One thing to add on the ESP-IDF side: the esp_netif_dhcpc_stop() +
esp_netif_dhcpc_start() approach wifi_watchdog described is the right move, but
you need to handle the race between DHCP completion and your first POST. Don't just
use a vTaskDelay(3000) — wait for the IP_EVENT_STA_GOT_IP event properly:
static EventGroupHandle_t s_ip_event_group;
#define IP_ACQUIRED_BIT BIT0
static void on_ip_event(void *arg, esp_event_base_t base,
int32_t id, void *data)
{
if (id == IP_EVENT_STA_GOT_IP) {
ip_event_got_ip_t *ev = (ip_event_got_ip_t *)data;
ESP_LOGI(TAG, "Got IP: " IPSTR, IP2STR(&ev->ip_info.ip));
xEventGroupSetBits(s_ip_event_group, IP_ACQUIRED_BIT);
}
}
static void force_dhcp_renew(void)
{
esp_netif_t *netif = esp_netif_get_default_netif();
xEventGroupClearBits(s_ip_event_group, IP_ACQUIRED_BIT);
esp_netif_dhcpc_stop(netif);
esp_netif_dhcpc_start(netif);
EventBits_t bits = xEventGroupWaitBits(s_ip_event_group,
IP_ACQUIRED_BIT,
pdFALSE, pdFALSE,
pdMS_TO_TICKS(10000));
if (!(bits & IP_ACQUIRED_BIT)) {
ESP_LOGE(TAG, "DHCP renew timed out after 10s");
/* trigger a full reconnect or reboot */
}
}
You're registering on_ip_event with esp_event_handler_register() at init anyway
for the initial IP acquisition — so you can reuse the same event handler here. The
event fires reliably when the DHCP ACK comes in and LwIP applies the new lease.

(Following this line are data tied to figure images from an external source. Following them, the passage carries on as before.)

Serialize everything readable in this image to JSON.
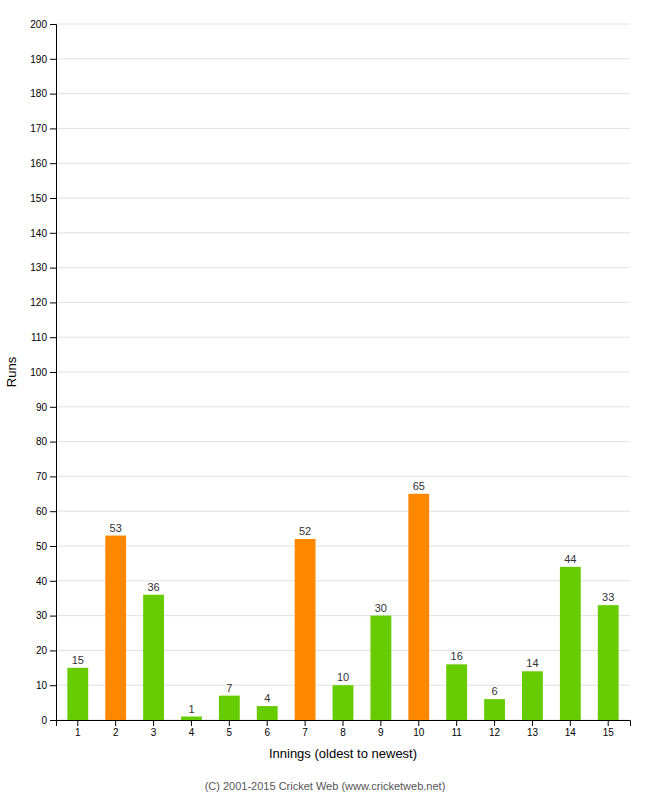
{
  "chart_data": {
    "type": "bar",
    "xlabel": "Innings (oldest to newest)",
    "ylabel": "Runs",
    "categories": [
      "1",
      "2",
      "3",
      "4",
      "5",
      "6",
      "7",
      "8",
      "9",
      "10",
      "11",
      "12",
      "13",
      "14",
      "15"
    ],
    "values": [
      15,
      53,
      36,
      1,
      7,
      4,
      52,
      10,
      30,
      65,
      16,
      6,
      14,
      44,
      33
    ],
    "colors": [
      "#66cc00",
      "#ff8800",
      "#66cc00",
      "#66cc00",
      "#66cc00",
      "#66cc00",
      "#ff8800",
      "#66cc00",
      "#66cc00",
      "#ff8800",
      "#66cc00",
      "#66cc00",
      "#66cc00",
      "#66cc00",
      "#66cc00"
    ],
    "ylim": [
      0,
      200
    ],
    "yticks": [
      0,
      10,
      20,
      30,
      40,
      50,
      60,
      70,
      80,
      90,
      100,
      110,
      120,
      130,
      140,
      150,
      160,
      170,
      180,
      190,
      200
    ],
    "grid": true,
    "data_labels": true,
    "annotations": [
      "(C) 2001-2015 Cricket Web (www.cricketweb.net)"
    ]
  }
}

Also worth noting: the LwIP DHCP renewal timer runs in the LwIP task. If you've ever
called vTaskSuspend() on that task (or done anything that blocked the tcpip_thread
for an extended period around T1 time), the renewal can be delayed or missed. The
tcpip_thread priority in ESP-IDF is 18 by default — if any of your tasks are running
at priority 19 or above for long periods, profile that before deploying again.
Had almost this exact scenario on a deployed Ethernet device (not Wi-Fi, but same LwIP stack behaviour) and the diagnosis path is slightly different from what you'd expect, so worth spelling out.

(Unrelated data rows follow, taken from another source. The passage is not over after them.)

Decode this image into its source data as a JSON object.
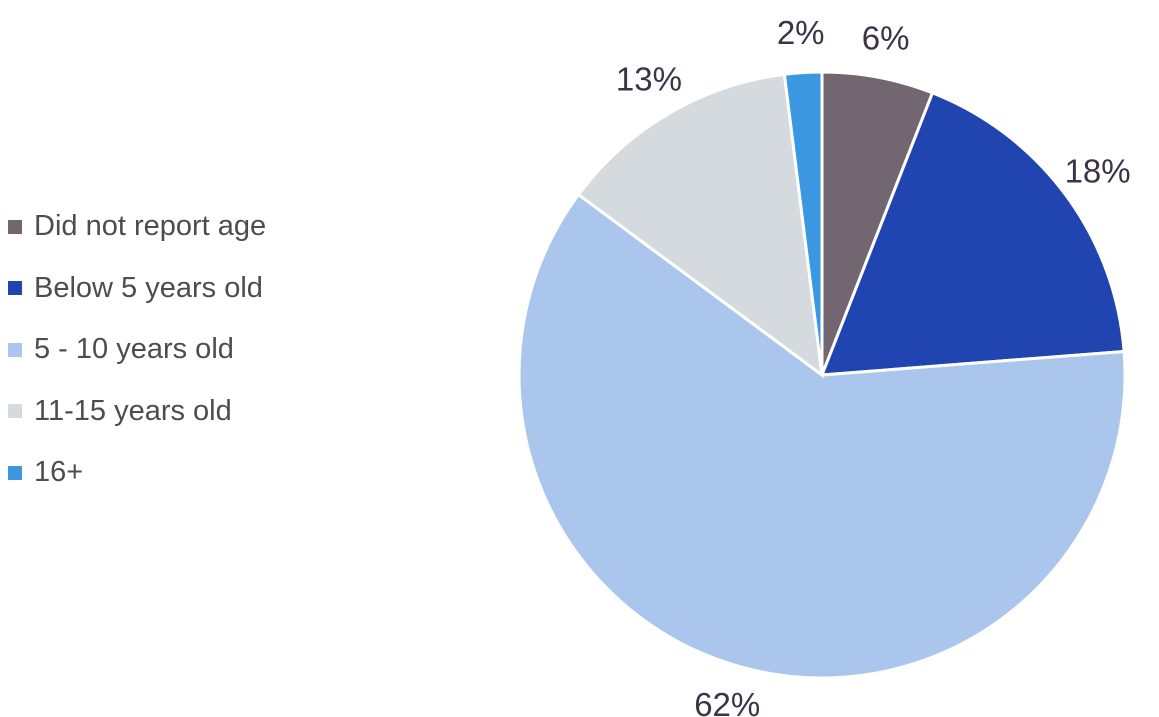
{
  "chart_data": {
    "type": "pie",
    "title": "",
    "slices": [
      {
        "label": "Did not report age",
        "value": 6,
        "display": "6%",
        "color": "#726770"
      },
      {
        "label": "Below 5 years old",
        "value": 18,
        "display": "18%",
        "color": "#2044b0"
      },
      {
        "label": "5 - 10 years old",
        "value": 62,
        "display": "62%",
        "color": "#abc6ec"
      },
      {
        "label": "11-15 years old",
        "value": 13,
        "display": "13%",
        "color": "#d5dadf"
      },
      {
        "label": "16+",
        "value": 2,
        "display": "2%",
        "color": "#3b98e0"
      }
    ],
    "legend_position": "left",
    "start_angle": "12 o'clock, clockwise"
  }
}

The confusing part is that you can't easily tell from the device's perspective whether the problem is "lease expired and never renewed" or "gateway / DNS / cloud endpoint issue." All of them look like failed HTTP POSTs. Here's how I'd triage remotely:
-
Log the raw IP every N minutes to a local circular buffer (UART log, SD card, or a local HTTP endpoint if you have one). You want to see the exact timestamp when the IP first showed as 0.0.0.0 or when the first POST failed. That gives you the interval to compare against the DHCP lease time.
-
Try pinging the gateway before each POST. If the ping to the gateway fails but the IP looks valid, the AP has dropped the binding. If the gateway pings fine but the cloud endpoint doesn't, the problem is upstream of your device (DNS, WAN, cloud outage) — which is a completely different fix.
-
Log the HTTP error code, not just "POST failed."
ESP_ERR_HTTP_CONNECTvsECONNREFUSEDvsEHOSTUNREACHpoint to different layers of the stack.
On the customer site visit, also ask them what brand of AP they're using. Enterprise Meraki APs are notorious for defaulting to 1-hour leases on guest networks and even on corporate SSIDs — 6-hour failure fits perfectly with a Meraki at default settings. Ubiquiti UniFi defaults to 24 hours but IT admins sometimes lower it. Check it in the AP's DHCP settings before assuming firmware is the problem.
The static IP reservation fix is cleaner than the retry loop for production, but the watchdog retry is a good safety net to add regardless — DHCP isn't the only thing that can cause a device to lose its IP, and self-recovery is always better than waiting for someone to power cycle it.